Is the thing really a mosquito at all? Or are we reading something into it from our own reactivity and negativity? I can choose to interpret a remark as a put-down when there's no such intention behind it. I can choose to see a friend's not waving at me from across a crowed room as The Cut Direct, and obsess about it practically forever, when in fact the friend just didn't see me at all. I can set up some totally absurd standard of service and be furious when a salesclerk fails to meet my expectations. I can feel that others should be infinitely sensitive to my needs and then be outraged when they fail to comply. I can be paranoid about mosquitos, hearing them everywhere, any time. Or I can say, "Oh. You again." and maybe slap the thing if it lands on me, or maybe tolerate it, because the bite really isn't that bad and I have more interesting things to focus on.
For myself, as I get older, I begin to believe that a reasonably thick skin, mild myopia, and a not-too-finely-tuned ear are great gifts, ones that a person should cultivate. Sensitive is as sensitive does, not as sensitive feels. In this, it helps to be involved and engaged with life; it doesn't leave you much time or energy to fret much about mosquitoes.
Of course, sometimes a person can't help being reactive. Certainly I have my own hot buttons, and the slightest touch on them can make me as reactive as a cat on a hot stove. But my hot buttons are my hot buttons--my problem, not the other person's, and my job is to contain my reaction as best I can, get over it, and see if I can figure out what the problem is. I can't expect others to tippy-toe around me indefinitely, after all.

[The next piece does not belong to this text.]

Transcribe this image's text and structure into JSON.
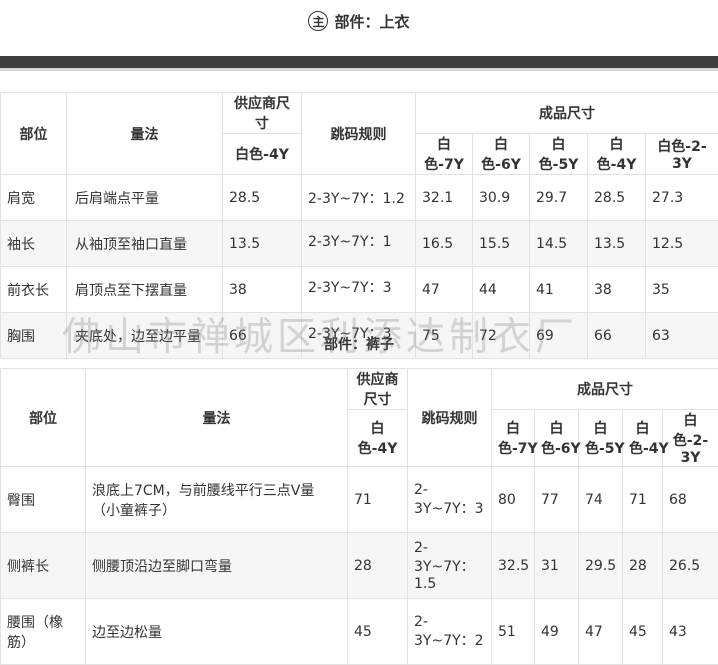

Above all, I have to try to remember to keep things in perspective. That whine in the ear at 3 a.m. may be maddening, but it is very small in the great scheme of things. A mosquito bite is no big deal. I have lots of blood; I can afford to lose a little. And the bites only itch for a short wh ile--less, if you put baking soda on them.
As for the whine: ignore it. Listen to Mozart or B.B. King in your head. Think of God or Kosovo, grand and terrible and glorious things, or plan to go dancing, or to take apart an outboard engine, or to redecorate the kitchen. But remember after all, that the mosquito is very small in the great scheme of things. You're a whole lot bigger than she is.